大臣「また、魔術の扱いにおいては王妃様が他の追随を許しませぬ」

王妃「すごいでしょ~」

王子「知ってますよ!」

王妃「ええ~……」 シュン

大臣「なお、手前味噌ではございますが、回復系統魔術は私に少々心得がございます」

国王「少々どころの騒ぎではあるまい。世界的に見ても大臣の才覚は抜きん出ておる」

王妃「私もそっちの分野では敵わないのよ~」

大臣「もったいなきお言葉」

王子「実力のほどはよく判った……判ったがな」

21: 2014/05/24(土) 21:14:17.23 ID:nQDY3joeo
王子「三人が不在の間、どうやって国家を運営するんだ!」

国王「そなた」

王妃「王子くん」

大臣「殿下」

王子「色々とぶん投げすぎだろおおお!!!」

王子「役職に対する責任とか、何も感じないのか!」

国王「王たる者、まずは人々に規範を示さねばならぬ」

王妃「夫を助けるのが妻の仕事よ~」

大臣「地の果て天の果て、何処なりともお供致します」

王子「その覚悟をもう少し違うところで発揮出来ないのか!?」

王子「くっ……他に、他に志願者がいるだろう。

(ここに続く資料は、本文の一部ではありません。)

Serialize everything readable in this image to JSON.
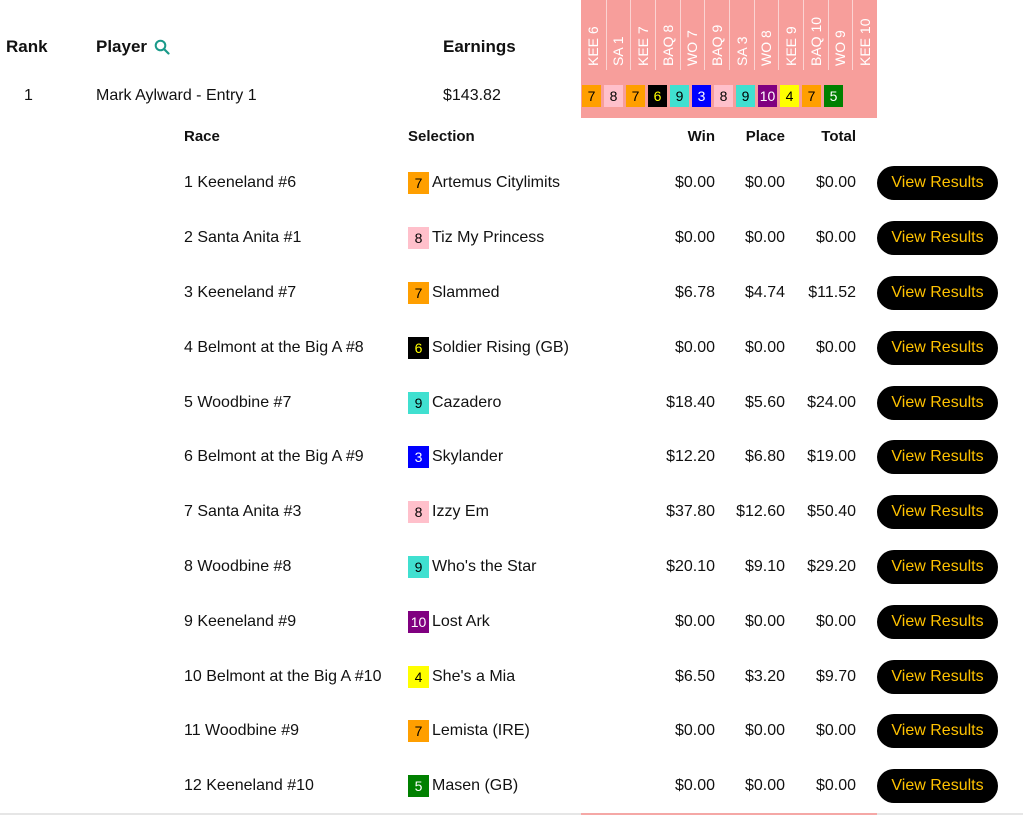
{
  "header": {
    "rank": "Rank",
    "player": "Player",
    "earnings": "Earnings"
  },
  "race_columns": [
    "KEE 6",
    "SA 1",
    "KEE 7",
    "BAQ 8",
    "WO 7",
    "BAQ 9",
    "SA 3",
    "WO 8",
    "KEE 9",
    "BAQ 10",
    "WO 9",
    "KEE 10"
  ],
  "entry": {
    "rank": "1",
    "player": "Mark Aylward - Entry 1",
    "earnings": "$143.82",
    "picks": [
      {
        "num": "7",
        "bg": "#ff9f00",
        "fg": "#000000"
      },
      {
        "num": "8",
        "bg": "#ffc0cb",
        "fg": "#000000"
      },
      {
        "num": "7",
        "bg": "#ff9f00",
        "fg": "#000000"
      },
      {
        "num": "6",
        "bg": "#000000",
        "fg": "#ffff00"
      },
      {
        "num": "9",
        "bg": "#40e0d0",
        "fg": "#000000"
      },
      {
        "num": "3",
        "bg": "#0000ff",
        "fg": "#ffffff"
      },
      {
        "num": "8",
        "bg": "#ffc0cb",
        "fg": "#000000"
      },
      {
        "num": "9",
        "bg": "#40e0d0",
        "fg": "#000000"
      },
      {
        "num": "10",
        "bg": "#800080",
        "fg": "#ffffff"
      },
      {
        "num": "4",
        "bg": "#ffff00",
        "fg": "#000000"
      },
      {
        "num": "7",
        "bg": "#ff9f00",
        "fg": "#000000"
      },
      {
        "num": "5",
        "bg": "#008000",
        "fg": "#ffffff"
      }
    ]
  },
  "detail_headers": {
    "race": "Race",
    "selection": "Selection",
    "win": "Win",
    "place": "Place",
    "total": "Total"
  },
  "button_label": "View Results",
  "colors": {
    "band": "#f79e9b",
    "button_bg": "#000000",
    "button_text": "#ffc200",
    "search_icon": "#1a9a8a"
  },
  "rows": [
    {
      "race": "1 Keeneland #6",
      "num": "7",
      "num_bg": "#ff9f00",
      "num_fg": "#000000",
      "horse": "Artemus Citylimits",
      "win": "$0.00",
      "place": "$0.00",
      "total": "$0.00"
    },
    {
      "race": "2 Santa Anita #1",
      "num": "8",
      "num_bg": "#ffc0cb",
      "num_fg": "#000000",
      "horse": "Tiz My Princess",
      "win": "$0.00",
      "place": "$0.00",
      "total": "$0.00"
    },
    {
      "race": "3 Keeneland #7",
      "num": "7",
      "num_bg": "#ff9f00",
      "num_fg": "#000000",
      "horse": "Slammed",
      "win": "$6.78",
      "place": "$4.74",
      "total": "$11.52"
    },
    {
      "race": "4 Belmont at the Big A #8",
      "num": "6",
      "num_bg": "#000000",
      "num_fg": "#ffff00",
      "horse": "Soldier Rising (GB)",
      "win": "$0.00",
      "place": "$0.00",
      "total": "$0.00"
    },
    {
      "race": "5 Woodbine #7",
      "num": "9",
      "num_bg": "#40e0d0",
      "num_fg": "#000000",
      "horse": "Cazadero",
      "win": "$18.40",
      "place": "$5.60",
      "total": "$24.00"
    },
    {
      "race": "6 Belmont at the Big A #9",
      "num": "3",
      "num_bg": "#0000ff",
      "num_fg": "#ffffff",
      "horse": "Skylander",
      "win": "$12.20",
      "place": "$6.80",
      "total": "$19.00"
    },
    {
      "race": "7 Santa Anita #3",
      "num": "8",
      "num_bg": "#ffc0cb",
      "num_fg": "#000000",
      "horse": "Izzy Em",
      "win": "$37.80",
      "place": "$12.60",
      "total": "$50.40"
    },
    {
      "race": "8 Woodbine #8",
      "num": "9",
      "num_bg": "#40e0d0",
      "num_fg": "#000000",
      "horse": "Who's the Star",
      "win": "$20.10",
      "place": "$9.10",
      "total": "$29.20"
    },
    {
      "race": "9 Keeneland #9",
      "num": "10",
      "num_bg": "#800080",
      "num_fg": "#ffffff",
      "horse": "Lost Ark",
      "win": "$0.00",
      "place": "$0.00",
      "total": "$0.00"
    },
    {
      "race": "10 Belmont at the Big A #10",
      "num": "4",
      "num_bg": "#ffff00",
      "num_fg": "#000000",
      "horse": "She's a Mia",
      "win": "$6.50",
      "place": "$3.20",
      "total": "$9.70"
    },
    {
      "race": "11 Woodbine #9",
      "num": "7",
      "num_bg": "#ff9f00",
      "num_fg": "#000000",
      "horse": "Lemista (IRE)",
      "win": "$0.00",
      "place": "$0.00",
      "total": "$0.00"
    },
    {
      "race": "12 Keeneland #10",
      "num": "5",
      "num_bg": "#008000",
      "num_fg": "#ffffff",
      "horse": "Masen (GB)",
      "win": "$0.00",
      "place": "$0.00",
      "total": "$0.00"
    }
  ]
}
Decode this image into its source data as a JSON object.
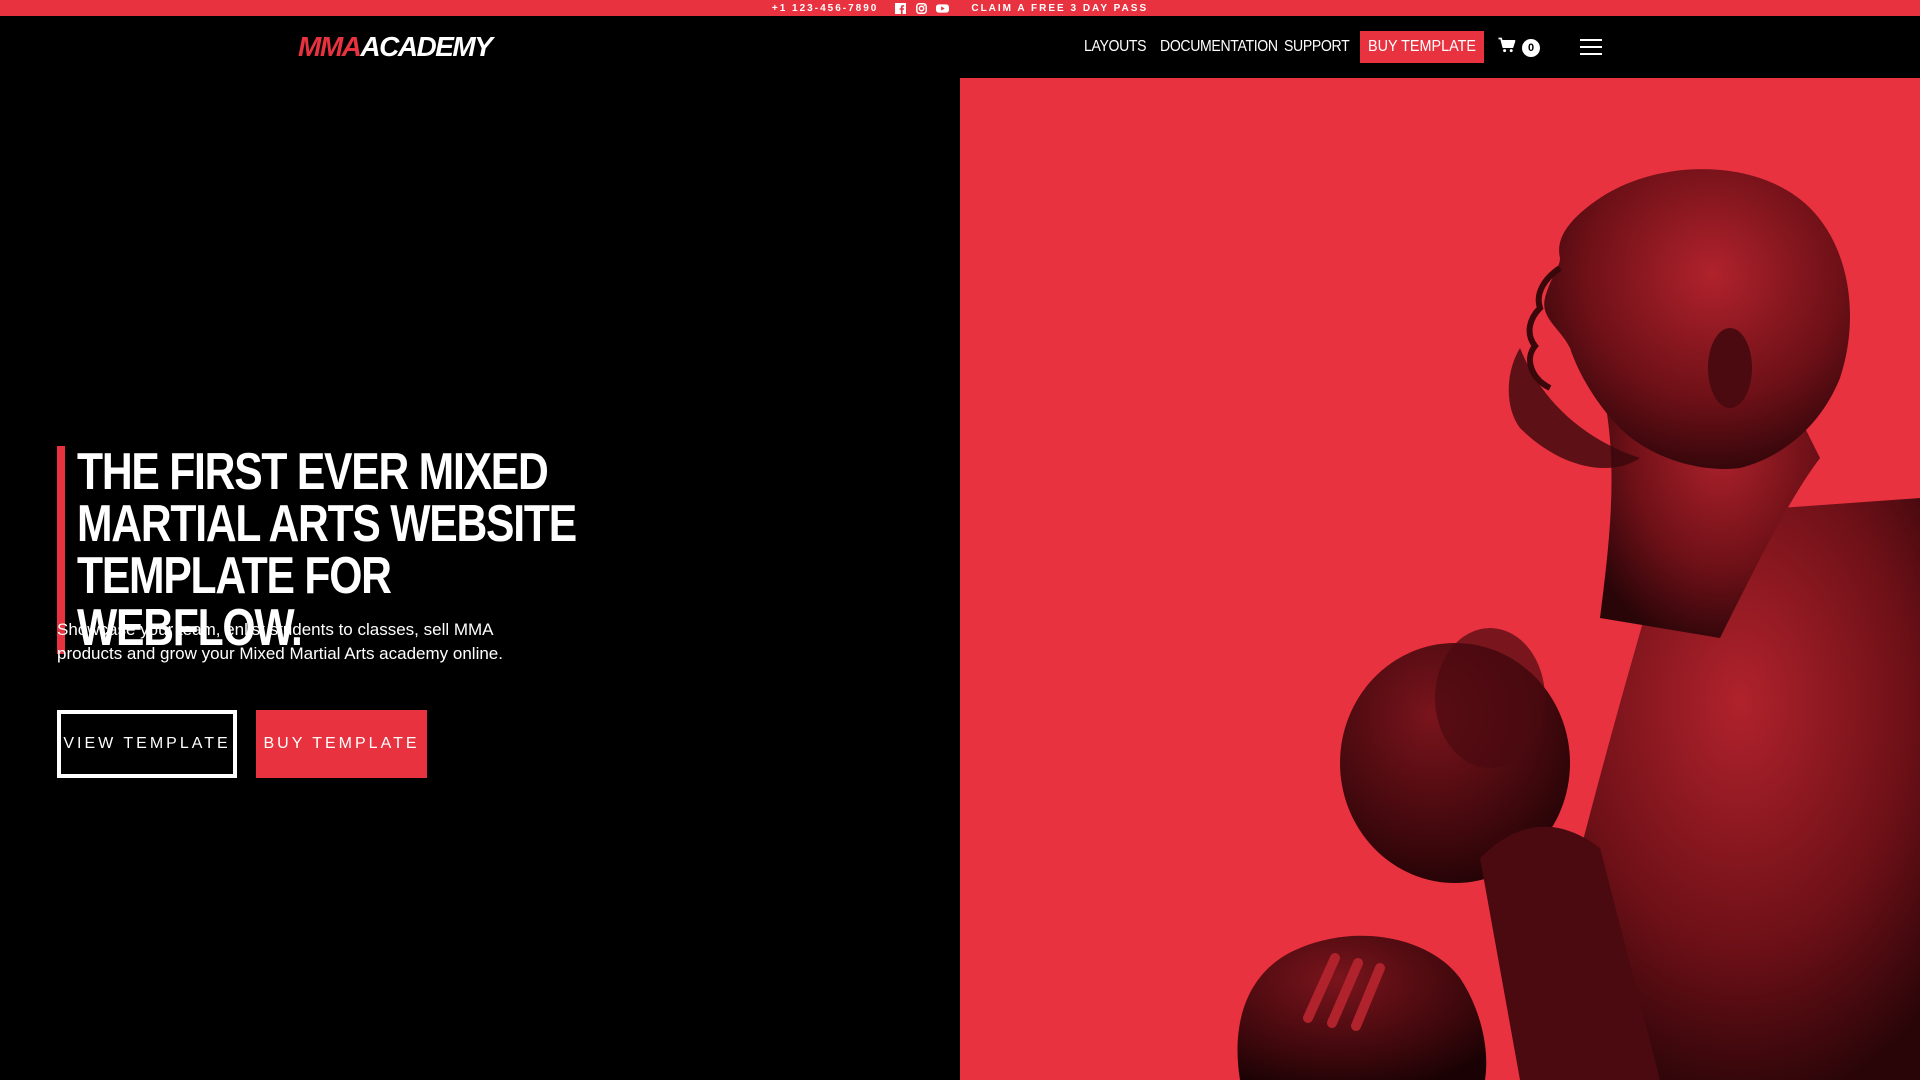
{
  "topbar": {
    "phone": "+1 123-456-7890",
    "social_icons": [
      "facebook-icon",
      "instagram-icon",
      "youtube-icon"
    ],
    "claim_text": "CLAIM A FREE 3 DAY PASS"
  },
  "navbar": {
    "logo_part1": "MMA",
    "logo_part2": "ACADEMY",
    "links": [
      "LAYOUTS",
      "DOCUMENTATION",
      "SUPPORT"
    ],
    "buy_label": "BUY TEMPLATE",
    "cart_count": "0",
    "menu_icon": "hamburger-icon"
  },
  "hero": {
    "headline": "THE FIRST EVER MIXED MARTIAL ARTS WEBSITE TEMPLATE FOR WEBFLOW.",
    "subtext": "Showcase your team, enlist students to classes, sell MMA products and grow your Mixed Martial Arts academy online.",
    "view_button": "VIEW TEMPLATE",
    "buy_button": "BUY TEMPLATE"
  },
  "colors": {
    "accent": "#e8323f",
    "background": "#000000",
    "text": "#ffffff"
  }
}
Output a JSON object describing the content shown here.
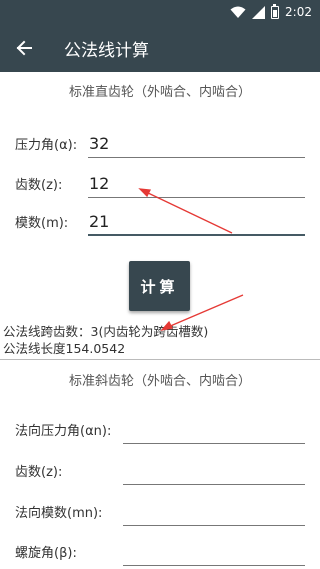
{
  "status_bar": {
    "time": "2:02"
  },
  "app_bar": {
    "title": "公法线计算"
  },
  "spur": {
    "heading": "标准直齿轮（外啮合、内啮合）",
    "fields": [
      {
        "label": "压力角(α):",
        "value": "32"
      },
      {
        "label": "齿数(z):",
        "value": "12"
      },
      {
        "label": "模数(m):",
        "value": "21"
      }
    ],
    "button_label": "计算",
    "result_span": "公法线跨齿数：3(内齿轮为跨齿槽数)",
    "result_length": "公法线长度154.0542"
  },
  "helical": {
    "heading": "标准斜齿轮（外啮合、内啮合）",
    "fields": [
      {
        "label": "法向压力角(αn):",
        "value": ""
      },
      {
        "label": "齿数(z):",
        "value": ""
      },
      {
        "label": "法向模数(mn):",
        "value": ""
      },
      {
        "label": "螺旋角(β):",
        "value": ""
      }
    ]
  },
  "colors": {
    "primary": "#37474f",
    "annotation": "#e53935"
  },
  "icons": [
    "wifi-icon",
    "signal-icon",
    "battery-icon",
    "back-arrow-icon"
  ]
}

政治を疎かには出来ん。その者達が代わりを務めればよいだろう」

大臣「志願者は総勢三名ですが」

王子「あんた達だけかあああああ!!!!!」

22: 2014/05/24(土) 21:15:34.00 ID:nQDY3joeo
勇者「あ、あの……」

王子「取り込み中だ!」

勇者「ひぃ!(なんで出会い頭に罵声!?)」

王子「ん……見ない顔だな。何者だ」

勇者「こ、ここに行くように言われて……」

王子「もしや、貴方が勇者か」

勇者「は、はい」

王子「そうか……それでは、勇者っ!」

勇者「はいぃ!」

王子「よいか、心して聞いてくれ」

勇者「な、なんでしょう?」

王子「こいつら引き取って、さっさと行って来いいいいいい!!!!!」

おわり

24: 2014/05/24(土) 21:21:02.56
乙です。
テンポいいな、こういう話好き……ただ短いのが残念。

大体のRPGの謎、最初の国の援助よりも、少し先の貧しい村からのお礼の方が良いものくれる事。